I primi boicottaggi dei nuovi blood diamonds
Ma i clienti di tutto il mondo continueranno ad acquistare diamanti coinvolti in un conflitto? I diamanti russi, infatti, potrebbero diventare i nuovi blood diamonds, le gemme insanguinate che finora avevano finanziato conflitti nel continente africano. Le prime defezioni si sono già verificate: due giorni dopo l’avvio delle sanzioni statunitensi, l’azienda di gioielli sostenibili Brilliant Earth ha rimosso tutti i gioielli in diamanti russi dal suo sito. Successiva, ma più rumorosa, è stata la decisione di Signet Jewellers, il più importante rivenditore di gioielli di diamanti al mondo, di non acquistare più diamanti russi. Nello stesso tempo, la fondazione della società ha donato un milione di dollari alla Croce Rossa per le attività in Ucraina. Venerdì scorso, secondo quanto riportato da Bloomberg, Tiffany & Co., marchio statunitense del gruppo Lvmh, è stato il primo “big” a comunicare l’intenzione di interrompere gli acquisti di diamanti grezzi dalla Russia e di quelli di origine russa, anche se tagliati in altri Paesi.
Visto che la tracciabilità delle gemme è un tema cruciale nelle strategie di sostenibilità dei grandi marchi di gioielleria, altri seguiranno la strada del boicottaggio? E come risponderanno i consumatori, anch’essi sempre più attenti all’eticità dei loro acquisti, soprattutto le giovani generazioni che stanno trainando la crescita mondiale del lusso?
Il Gokhran, il tesoro nascosto di Mosca
Per capire se le sanzioni contro i diamanti di Mosca avranno effetti sulle finanze della repubblica servirà tempo. Ma c’è un altro, importante fattore da tener presente: Mosca potrebbe finanziare le sue spese belliche anche facendo ricorso ai preziosi custoditi nel cosiddetto Gokhran, il suo tesoro di stato, dove conserva anche i suoi stock di diamanti. Le sue origini risalgono al 1719, per volontà dello zar Pietro il Grande, e nel tempo la “stanza dei diamanti”, com’era nominata all’epoca, si è arricchita finché dopo la rivoluzione russa fu trasformata nel Gokhran e diventò tesoro del popolo.

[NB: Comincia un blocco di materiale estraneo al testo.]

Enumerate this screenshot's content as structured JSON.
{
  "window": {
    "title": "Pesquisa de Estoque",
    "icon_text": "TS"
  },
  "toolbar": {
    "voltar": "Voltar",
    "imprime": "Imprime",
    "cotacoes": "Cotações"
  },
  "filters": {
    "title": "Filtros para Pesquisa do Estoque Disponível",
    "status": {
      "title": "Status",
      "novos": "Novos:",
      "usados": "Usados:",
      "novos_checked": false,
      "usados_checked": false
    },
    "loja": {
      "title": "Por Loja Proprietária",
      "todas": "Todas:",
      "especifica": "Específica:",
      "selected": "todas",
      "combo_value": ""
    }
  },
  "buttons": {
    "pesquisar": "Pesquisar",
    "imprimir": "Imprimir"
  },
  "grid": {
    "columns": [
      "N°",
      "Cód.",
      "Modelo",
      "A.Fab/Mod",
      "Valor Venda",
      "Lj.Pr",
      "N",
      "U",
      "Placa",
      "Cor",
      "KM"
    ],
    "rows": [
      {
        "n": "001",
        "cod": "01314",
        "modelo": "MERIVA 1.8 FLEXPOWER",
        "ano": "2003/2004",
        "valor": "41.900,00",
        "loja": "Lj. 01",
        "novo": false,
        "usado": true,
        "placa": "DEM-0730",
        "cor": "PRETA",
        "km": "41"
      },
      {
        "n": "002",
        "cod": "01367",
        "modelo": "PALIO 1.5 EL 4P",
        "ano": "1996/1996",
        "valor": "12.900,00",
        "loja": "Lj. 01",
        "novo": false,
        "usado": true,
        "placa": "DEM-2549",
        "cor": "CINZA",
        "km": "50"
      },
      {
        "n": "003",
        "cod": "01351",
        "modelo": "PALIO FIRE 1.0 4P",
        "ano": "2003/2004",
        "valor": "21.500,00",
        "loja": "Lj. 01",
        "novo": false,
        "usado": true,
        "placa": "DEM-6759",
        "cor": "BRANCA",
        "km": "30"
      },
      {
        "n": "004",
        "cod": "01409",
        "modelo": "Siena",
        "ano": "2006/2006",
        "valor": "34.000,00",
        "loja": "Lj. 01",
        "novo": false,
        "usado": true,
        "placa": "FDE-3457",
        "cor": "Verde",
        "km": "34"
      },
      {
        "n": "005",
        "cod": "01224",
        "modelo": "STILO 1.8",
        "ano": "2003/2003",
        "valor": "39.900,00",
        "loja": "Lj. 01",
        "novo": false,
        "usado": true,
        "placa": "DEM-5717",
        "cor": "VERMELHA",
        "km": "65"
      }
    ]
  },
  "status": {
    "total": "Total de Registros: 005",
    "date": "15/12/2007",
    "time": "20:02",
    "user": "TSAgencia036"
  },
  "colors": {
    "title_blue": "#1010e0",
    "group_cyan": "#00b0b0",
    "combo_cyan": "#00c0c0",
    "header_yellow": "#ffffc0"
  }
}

A partire dagli anni Cinquanta, quando si iniziarono a estrarre diamanti in Siberia, nel Gokhran iniziarono a confluire anche le gemme. Dal 1996 è passato sotto il controllo del ministero delle Finanze di Mosca, con il ruolo di occuparsi dell’acquisto, stoccaggio, vendita e uso di metalli preziosi, gemme, gioielli, pietre e minerali per conto dello Stato. La quantità e la qualità dei diamanti conservati in questo fondo non è nota, ma certo se la Russia potrebbe trarre notevoli vantaggi finanziari dal vendere le sue riserve. Il Gokhran acquista anche diamanti da Alrosa e organizza aste periodiche di gemme: la più recente c’è stata il 24 e il 25 febbraio, negli stessi giorni in cui l’esercito russo entrava nei confini dell’Ucraina.